In ihrer Paradedisziplin zeigt Yana Looft plötzlich Nerven

Nerven zeigte diesmal Teamkameradin Yana Looft vor dem interessierten Bönningstedter Publikum in der vollbesetzten Halle. Ausgerechnet in ihrer Paradedisziplin Spirale, in der sie voriges Jahr in Italien den WM-Titel errungen hatte, patzte die in Langenhorn wohnende SVR-Turnerin. Mitten in ihrer Kür rutschte sie plötzlich mit dem Fuß aus der Bindung und stand auf dem Boden, was ihr einen Punkteabzug bescherte. „Eine Zehntelsekunde lang war ich nicht zu 100 Prozent konzentriert. Das ist mir im Training noch nie passiert“, sagte sie. So drohte ihr ein hinterer Platz, der die WM-Qualifikation gefährdet hätte. „Ich dachte schon, ich wäre raus.“

Doch dann riss sie bei der Musik-Kür zu klassischen Klängen der Piano Guys wieder alles raus und ließ die Konkurrenz mit ihrem fehlerfreien und ästhetischen Vortrag hinter sich. Schon bei der WM in Italien hatte sie die Musik-Kür im Teamwettbewerb bestritten. Trainer Knapp wusste um ihr Können in dieser Rhönrad-Disziplin. Yana selbst war am Ende mit Platz vier zufrieden. „Ich lag die ganze Woche krank im Bett“, sagt sie. „Ich war so geschwächt, dass nicht mehr drin war.“ Die Medizinstudentin (sie steht vor dem 2. Staatsexamen) ließ sich übrigens nicht von ihrem Trainer Knapp, sondern von Astrid Stolle (Bayer Leverkusen), mit dessen Rhönradsportlern der SV Rugenbergen eng kooperiert.

Die Damen-Konkurrenz war enorm stark besetzt, befand Trainer Simon Knapp. Sieben talentierte Frauen kämpften um die fünf freien Plätze im deutschen Rhönrad-Kader für Cincinnati.
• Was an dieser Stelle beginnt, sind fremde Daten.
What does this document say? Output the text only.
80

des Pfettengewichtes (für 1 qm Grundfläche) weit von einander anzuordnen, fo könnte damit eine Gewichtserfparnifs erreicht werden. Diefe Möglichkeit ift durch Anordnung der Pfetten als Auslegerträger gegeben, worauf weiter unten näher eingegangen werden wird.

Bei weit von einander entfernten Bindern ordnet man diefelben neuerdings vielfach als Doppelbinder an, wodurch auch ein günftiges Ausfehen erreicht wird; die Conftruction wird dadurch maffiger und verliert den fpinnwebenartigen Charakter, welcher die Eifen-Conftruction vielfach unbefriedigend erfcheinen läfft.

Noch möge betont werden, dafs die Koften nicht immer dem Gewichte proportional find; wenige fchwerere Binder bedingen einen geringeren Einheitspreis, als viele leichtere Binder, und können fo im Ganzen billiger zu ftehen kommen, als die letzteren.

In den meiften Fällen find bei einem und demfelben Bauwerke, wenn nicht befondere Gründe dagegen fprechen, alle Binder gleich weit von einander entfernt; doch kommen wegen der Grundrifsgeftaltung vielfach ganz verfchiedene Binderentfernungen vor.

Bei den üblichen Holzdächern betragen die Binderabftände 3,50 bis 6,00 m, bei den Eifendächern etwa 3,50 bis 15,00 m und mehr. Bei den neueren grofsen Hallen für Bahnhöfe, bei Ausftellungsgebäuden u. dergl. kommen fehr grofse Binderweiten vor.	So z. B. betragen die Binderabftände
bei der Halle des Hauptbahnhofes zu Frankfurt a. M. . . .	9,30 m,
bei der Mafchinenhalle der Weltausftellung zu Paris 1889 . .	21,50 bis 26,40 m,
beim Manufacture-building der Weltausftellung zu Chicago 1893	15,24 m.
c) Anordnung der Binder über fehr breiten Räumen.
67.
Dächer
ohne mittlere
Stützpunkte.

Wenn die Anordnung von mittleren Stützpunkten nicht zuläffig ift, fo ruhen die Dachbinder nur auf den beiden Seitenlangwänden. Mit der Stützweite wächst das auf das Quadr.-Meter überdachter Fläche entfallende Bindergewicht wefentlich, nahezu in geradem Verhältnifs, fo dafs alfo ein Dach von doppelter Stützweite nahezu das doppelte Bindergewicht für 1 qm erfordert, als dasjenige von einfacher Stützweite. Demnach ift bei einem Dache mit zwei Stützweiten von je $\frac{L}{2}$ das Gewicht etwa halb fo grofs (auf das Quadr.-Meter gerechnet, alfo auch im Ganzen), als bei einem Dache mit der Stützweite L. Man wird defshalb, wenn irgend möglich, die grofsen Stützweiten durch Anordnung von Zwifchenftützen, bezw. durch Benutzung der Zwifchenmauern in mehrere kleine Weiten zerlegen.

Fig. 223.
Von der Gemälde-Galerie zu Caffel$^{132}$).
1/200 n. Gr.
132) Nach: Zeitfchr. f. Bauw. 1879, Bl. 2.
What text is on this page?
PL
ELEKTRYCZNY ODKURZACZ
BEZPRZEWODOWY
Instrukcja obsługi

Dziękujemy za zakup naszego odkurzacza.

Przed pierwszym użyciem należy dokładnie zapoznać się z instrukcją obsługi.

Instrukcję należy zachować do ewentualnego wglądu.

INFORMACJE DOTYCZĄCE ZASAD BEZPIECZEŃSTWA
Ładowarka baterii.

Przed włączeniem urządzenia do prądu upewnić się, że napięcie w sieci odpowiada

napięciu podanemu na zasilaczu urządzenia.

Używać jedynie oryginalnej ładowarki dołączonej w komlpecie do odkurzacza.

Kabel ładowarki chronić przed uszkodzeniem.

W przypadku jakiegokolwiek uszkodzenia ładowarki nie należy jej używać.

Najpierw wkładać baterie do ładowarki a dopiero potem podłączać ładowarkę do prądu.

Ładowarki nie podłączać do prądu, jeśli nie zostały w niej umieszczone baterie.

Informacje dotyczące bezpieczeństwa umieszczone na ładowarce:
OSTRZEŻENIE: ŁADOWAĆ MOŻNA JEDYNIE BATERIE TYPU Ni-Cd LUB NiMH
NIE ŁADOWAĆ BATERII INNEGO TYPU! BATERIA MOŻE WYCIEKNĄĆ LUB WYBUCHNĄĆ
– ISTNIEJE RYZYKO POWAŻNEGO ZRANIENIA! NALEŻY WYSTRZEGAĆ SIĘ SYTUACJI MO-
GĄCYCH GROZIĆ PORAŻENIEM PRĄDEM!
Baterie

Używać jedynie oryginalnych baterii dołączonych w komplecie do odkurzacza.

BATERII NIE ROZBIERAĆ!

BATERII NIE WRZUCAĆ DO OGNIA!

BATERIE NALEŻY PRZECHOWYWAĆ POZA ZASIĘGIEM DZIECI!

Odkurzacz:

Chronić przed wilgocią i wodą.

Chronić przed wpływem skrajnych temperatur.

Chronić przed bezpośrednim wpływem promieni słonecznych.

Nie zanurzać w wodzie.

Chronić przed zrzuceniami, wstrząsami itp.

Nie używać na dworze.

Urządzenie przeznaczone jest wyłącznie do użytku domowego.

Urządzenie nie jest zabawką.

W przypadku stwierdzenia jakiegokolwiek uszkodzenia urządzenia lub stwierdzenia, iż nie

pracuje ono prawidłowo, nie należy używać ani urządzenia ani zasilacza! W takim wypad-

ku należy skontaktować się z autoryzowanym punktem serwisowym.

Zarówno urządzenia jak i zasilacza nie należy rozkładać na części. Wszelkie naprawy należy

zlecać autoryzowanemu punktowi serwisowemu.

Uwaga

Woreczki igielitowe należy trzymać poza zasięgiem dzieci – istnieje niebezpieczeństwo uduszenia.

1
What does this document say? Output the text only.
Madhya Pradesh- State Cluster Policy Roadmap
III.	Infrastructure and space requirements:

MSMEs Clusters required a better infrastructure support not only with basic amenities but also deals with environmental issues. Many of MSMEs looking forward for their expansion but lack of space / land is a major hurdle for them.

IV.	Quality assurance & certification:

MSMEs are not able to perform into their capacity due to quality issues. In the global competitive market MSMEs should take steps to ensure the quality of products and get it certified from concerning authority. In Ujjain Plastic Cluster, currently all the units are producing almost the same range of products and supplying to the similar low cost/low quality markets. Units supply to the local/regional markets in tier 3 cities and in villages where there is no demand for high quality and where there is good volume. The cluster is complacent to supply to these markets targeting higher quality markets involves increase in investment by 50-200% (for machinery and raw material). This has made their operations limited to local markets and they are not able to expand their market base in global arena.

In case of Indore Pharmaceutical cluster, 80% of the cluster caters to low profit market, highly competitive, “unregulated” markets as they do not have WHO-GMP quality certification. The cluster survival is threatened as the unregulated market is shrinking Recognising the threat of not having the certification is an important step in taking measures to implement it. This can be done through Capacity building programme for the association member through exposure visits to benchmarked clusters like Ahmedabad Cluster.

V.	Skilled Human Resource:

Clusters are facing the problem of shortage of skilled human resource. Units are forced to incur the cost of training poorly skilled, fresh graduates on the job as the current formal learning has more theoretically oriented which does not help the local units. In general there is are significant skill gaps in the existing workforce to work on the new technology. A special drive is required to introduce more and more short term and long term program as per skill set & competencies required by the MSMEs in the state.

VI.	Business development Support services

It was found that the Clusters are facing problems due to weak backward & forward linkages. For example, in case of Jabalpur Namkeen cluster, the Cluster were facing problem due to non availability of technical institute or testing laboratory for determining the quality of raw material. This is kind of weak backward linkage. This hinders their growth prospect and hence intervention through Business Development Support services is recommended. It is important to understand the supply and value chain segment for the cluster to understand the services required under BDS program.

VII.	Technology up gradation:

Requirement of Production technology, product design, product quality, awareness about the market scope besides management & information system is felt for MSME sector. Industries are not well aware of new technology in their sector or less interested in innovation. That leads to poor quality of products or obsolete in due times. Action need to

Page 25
Yana Looft fährt in knapp fünf Wochen mit sieben Punkten nach Marburg zur zweiten Qualifikation, wo ihr ein weiterer vierter oder fünfter Platz für die Qualifikation reichen sollte.

Bönningstedts Bürgermeister Peter Liske ließ sich das nicht alltägliche WM-Flair in seiner Gemeinde nicht entgehen und war bei der Siegerehrung dabei: „Es ist toll, dass wir in Bönningstedt solche Spitzensportler haben, die auch noch aus dem eigenen Nachwuchs stammen.“ So schickt sich bereits mit der erst elf Jahre jungen Hanna Plewa, die bei den deutschen Meisterschaften antritt, das nächste Super-Talent aus der Rhönradschmiede des SV Rugenbergen an, in die Fußstapfen von Knapp, Looft und Schawo zu treten.